Os produtos químicos responsáveis por controlar as funções do cérebro são chamados de neurotransmissores, cujos exemplos incluem noradrenalina, serotonina e dopamina, entre outros. A Doença Bipolar resulta do desequilíbrio destes neurotransmissores no cérebro. Um desequilíbrio nos níveis de um ou mais neurotransmissores pode conduzir ao aparecimento dos sintomas da doença bipolar.

Por exemplo, os episódios de mania podem ocorrer quando os níveis de dopamina são demasiado elevados, e episódios de depressão podem ser o resultado de níveis de dopamina muito baixos. Sabe-se, no entanto, que desequilíbrios noutros neurotransmissores (serotonina, GABA, p. ex.) para além da dopamina estão envolvidos na Doença Bipolar.
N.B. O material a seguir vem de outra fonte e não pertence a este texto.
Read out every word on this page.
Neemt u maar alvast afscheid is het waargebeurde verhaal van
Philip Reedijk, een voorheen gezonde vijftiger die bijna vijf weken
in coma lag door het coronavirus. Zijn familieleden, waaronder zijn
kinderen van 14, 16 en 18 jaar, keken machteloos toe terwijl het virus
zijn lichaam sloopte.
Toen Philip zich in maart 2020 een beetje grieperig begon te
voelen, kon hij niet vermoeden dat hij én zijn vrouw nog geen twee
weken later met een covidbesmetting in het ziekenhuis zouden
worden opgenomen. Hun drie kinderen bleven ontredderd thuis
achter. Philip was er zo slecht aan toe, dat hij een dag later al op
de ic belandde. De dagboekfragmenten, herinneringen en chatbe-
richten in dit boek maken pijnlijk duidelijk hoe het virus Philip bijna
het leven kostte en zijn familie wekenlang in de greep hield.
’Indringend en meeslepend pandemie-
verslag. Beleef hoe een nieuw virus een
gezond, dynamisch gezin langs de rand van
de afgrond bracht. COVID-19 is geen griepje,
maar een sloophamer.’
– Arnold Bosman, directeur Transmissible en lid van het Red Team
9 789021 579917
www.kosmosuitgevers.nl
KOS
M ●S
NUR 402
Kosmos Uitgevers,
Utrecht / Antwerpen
As causas para este desequilíbrio são genéticas e ambientais. Estudos de doentes bipolares e seus familiares, demonstram que pode existir predisposição genética para a doença bipolar, sendo que a probabilidade de contrair doença bipolar está claramente relacionada com a existência de laços genéticos com indivíduos com doença bipolar. Assim, a probabilidade de vir a desenvolver uma doença bipolar está aumentada se ambos os pais também tiverem esta doença, sendo menor se apenas um dos pais a apresentar, e ainda menor se apenas um irmão estiver afectado.
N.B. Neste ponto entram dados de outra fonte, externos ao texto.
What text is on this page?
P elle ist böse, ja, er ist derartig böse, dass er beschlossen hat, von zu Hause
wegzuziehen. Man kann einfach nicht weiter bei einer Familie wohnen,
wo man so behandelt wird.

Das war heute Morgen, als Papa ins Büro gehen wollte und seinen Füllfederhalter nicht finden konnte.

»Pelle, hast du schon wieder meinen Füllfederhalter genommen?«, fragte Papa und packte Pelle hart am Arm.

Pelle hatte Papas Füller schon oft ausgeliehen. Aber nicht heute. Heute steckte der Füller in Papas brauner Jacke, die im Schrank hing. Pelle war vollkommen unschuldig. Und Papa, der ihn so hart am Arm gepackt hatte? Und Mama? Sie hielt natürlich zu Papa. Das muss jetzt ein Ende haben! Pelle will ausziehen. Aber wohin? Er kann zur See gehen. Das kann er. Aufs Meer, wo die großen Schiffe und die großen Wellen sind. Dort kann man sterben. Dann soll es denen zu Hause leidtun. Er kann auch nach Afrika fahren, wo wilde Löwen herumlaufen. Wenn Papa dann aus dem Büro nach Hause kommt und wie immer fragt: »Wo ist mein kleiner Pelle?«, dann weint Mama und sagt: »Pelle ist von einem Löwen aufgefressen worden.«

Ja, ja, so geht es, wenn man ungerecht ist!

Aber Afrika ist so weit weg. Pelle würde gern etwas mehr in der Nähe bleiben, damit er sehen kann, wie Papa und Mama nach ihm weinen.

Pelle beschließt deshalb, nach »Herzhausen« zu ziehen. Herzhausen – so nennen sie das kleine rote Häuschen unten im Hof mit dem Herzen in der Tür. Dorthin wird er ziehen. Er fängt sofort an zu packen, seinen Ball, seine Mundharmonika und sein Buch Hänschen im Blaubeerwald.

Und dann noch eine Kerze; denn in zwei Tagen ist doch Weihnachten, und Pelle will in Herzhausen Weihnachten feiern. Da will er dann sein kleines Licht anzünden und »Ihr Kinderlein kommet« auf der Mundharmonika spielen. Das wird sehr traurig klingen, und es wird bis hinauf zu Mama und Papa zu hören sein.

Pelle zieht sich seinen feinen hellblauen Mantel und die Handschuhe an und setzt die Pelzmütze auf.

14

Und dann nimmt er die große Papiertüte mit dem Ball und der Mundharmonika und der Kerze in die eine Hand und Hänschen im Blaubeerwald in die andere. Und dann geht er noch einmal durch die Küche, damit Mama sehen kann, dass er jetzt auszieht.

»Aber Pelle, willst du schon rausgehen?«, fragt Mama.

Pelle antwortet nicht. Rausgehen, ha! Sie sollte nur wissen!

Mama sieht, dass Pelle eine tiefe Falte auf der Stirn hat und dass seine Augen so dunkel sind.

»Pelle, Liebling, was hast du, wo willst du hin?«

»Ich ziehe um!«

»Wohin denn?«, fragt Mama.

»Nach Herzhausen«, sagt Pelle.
Por outro lado, no que diz respeito às causas ambientais, os acontecimentos stressantes parecem ter um papel importante no desencadear da Doença Bipolar (p. ex., uma morte na família, perda do emprego, o nascimento duma criança).

Existem diferentes tipos de Doença Bipolar de acordo com a apresentação dos sintomas. Uma característica comum aos diferentes tipo de Doença Bipolar é a existência de um padrão de depressão recorrente, isto é, que se repete no tempo e, muitas vezes, sem que haja um acontecimento de vida a que se possa identificar como desencadeante do episódio depressivo.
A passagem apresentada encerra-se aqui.